Wavelet GPT: Wavelet Inspired Large Language Models
Prateek Verma
TL;DR
This work introduces Wavelet GPT, a wavelet-inspired mechanism that imposes a multi-scale structure on intermediate embeddings in a GPT-style decoder to exploit the multi-scale nature of real-world data. By applying causal Haar wavelet transforms (or learnable equivalents) to a subset of embedding coordinates, the model accesses multiple temporal resolutions during next-token prediction without adding parameters. Across text, symbolic music, and raw audio, the approach yields 40–60% faster pre-training while achieving comparable or better performance, with strong gains on Long Range Arena benchmarks. The method generalizes to diverse input representations and demonstrates that multi-scale, signal-processing-inspired priors can meaningfully accelerate learning in large language models while preserving causality and efficiency.
Abstract
Large Language Models (LLMs) have ushered in a new wave of artificial intelligence advancements impacting every scientific field and discipline. We live in a world where most of the data around us, e.g., text, audio, and music, has a multi-scale structure. This paper infuses LLMs with a traditional signal processing idea, namely wavelets, during pre-training to take advantage of the structure. Without adding \textbf{any extra parameters} to a GPT-style LLM architecture in an academic setup, we achieve the same pre-training performance almost twice as fast in text, audio, and images.
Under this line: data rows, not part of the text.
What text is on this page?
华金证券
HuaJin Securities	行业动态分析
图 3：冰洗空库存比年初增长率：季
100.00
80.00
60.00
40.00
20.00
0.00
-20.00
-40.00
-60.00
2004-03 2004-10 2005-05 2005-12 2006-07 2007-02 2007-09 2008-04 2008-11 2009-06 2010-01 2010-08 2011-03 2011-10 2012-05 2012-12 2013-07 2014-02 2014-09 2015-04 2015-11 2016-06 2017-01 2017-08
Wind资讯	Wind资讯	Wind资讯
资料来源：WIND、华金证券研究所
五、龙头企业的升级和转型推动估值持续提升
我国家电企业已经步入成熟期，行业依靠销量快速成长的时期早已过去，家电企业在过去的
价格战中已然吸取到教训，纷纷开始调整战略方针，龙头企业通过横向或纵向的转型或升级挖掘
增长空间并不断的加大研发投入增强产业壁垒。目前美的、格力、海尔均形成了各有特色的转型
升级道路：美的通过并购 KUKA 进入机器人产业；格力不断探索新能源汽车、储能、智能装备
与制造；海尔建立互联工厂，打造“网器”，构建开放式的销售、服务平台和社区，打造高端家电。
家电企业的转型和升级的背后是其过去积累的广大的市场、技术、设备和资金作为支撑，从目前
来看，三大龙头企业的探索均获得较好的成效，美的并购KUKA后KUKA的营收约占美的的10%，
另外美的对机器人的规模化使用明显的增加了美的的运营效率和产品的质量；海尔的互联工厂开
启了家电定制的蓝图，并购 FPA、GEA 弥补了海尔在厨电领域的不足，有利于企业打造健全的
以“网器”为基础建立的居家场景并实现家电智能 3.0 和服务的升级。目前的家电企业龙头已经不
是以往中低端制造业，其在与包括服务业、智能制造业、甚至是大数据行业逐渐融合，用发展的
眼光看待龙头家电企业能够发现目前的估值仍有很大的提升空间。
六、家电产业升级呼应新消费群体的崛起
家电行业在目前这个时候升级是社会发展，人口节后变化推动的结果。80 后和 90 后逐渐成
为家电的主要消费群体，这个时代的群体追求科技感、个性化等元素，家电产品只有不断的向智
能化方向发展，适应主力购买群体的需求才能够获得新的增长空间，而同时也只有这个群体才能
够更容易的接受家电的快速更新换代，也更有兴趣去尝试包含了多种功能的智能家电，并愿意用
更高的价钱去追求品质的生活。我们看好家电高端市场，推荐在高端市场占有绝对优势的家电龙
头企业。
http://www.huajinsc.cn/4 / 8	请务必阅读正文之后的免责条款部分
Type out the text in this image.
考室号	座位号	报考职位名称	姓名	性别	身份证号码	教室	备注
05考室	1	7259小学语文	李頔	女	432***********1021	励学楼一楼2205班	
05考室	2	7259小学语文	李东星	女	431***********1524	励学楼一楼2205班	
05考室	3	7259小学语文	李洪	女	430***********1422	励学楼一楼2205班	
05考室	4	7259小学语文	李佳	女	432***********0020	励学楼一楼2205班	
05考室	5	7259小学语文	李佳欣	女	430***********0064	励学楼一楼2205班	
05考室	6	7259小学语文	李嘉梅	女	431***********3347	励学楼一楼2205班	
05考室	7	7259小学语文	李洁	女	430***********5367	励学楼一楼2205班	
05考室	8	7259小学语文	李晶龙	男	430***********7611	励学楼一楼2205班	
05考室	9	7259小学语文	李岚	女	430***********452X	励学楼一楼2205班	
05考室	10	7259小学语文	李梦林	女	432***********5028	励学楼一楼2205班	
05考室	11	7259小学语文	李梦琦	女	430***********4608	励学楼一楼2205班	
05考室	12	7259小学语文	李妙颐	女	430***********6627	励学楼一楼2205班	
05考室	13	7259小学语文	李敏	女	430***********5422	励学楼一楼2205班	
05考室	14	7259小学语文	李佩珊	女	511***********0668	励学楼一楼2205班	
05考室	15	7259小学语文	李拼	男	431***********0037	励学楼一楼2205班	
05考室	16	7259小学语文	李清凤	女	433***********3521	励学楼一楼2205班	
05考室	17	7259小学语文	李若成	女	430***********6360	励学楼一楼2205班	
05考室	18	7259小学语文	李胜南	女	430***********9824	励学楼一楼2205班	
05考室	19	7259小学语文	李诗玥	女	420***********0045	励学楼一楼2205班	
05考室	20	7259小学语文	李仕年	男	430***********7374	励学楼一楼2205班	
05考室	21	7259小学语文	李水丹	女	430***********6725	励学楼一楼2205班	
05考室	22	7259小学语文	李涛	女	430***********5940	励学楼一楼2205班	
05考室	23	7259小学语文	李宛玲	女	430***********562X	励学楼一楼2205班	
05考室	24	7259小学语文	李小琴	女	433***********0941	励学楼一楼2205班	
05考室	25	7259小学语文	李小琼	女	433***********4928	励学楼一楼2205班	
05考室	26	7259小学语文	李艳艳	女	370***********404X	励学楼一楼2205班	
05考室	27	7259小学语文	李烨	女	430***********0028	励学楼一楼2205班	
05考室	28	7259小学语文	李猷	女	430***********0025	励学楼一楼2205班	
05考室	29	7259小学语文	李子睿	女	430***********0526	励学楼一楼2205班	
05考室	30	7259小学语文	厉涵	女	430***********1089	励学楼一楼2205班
This is done by imposing a structure on intermediate embeddings. When trained for the same number of training steps, we achieve significant gains in performance, which is comparable to pre-training a larger neural architecture. Further, we show this extends to the Long Range Arena benchmark and several input representations such as characters, BPE tokens, bytes, waveform, math expression, and image pixels. Our architecture allows every next token prediction access to intermediate embeddings at different temporal resolutions in every decoder block. We hope this will pave the way for incorporating multi-rate signal processing into pre-training.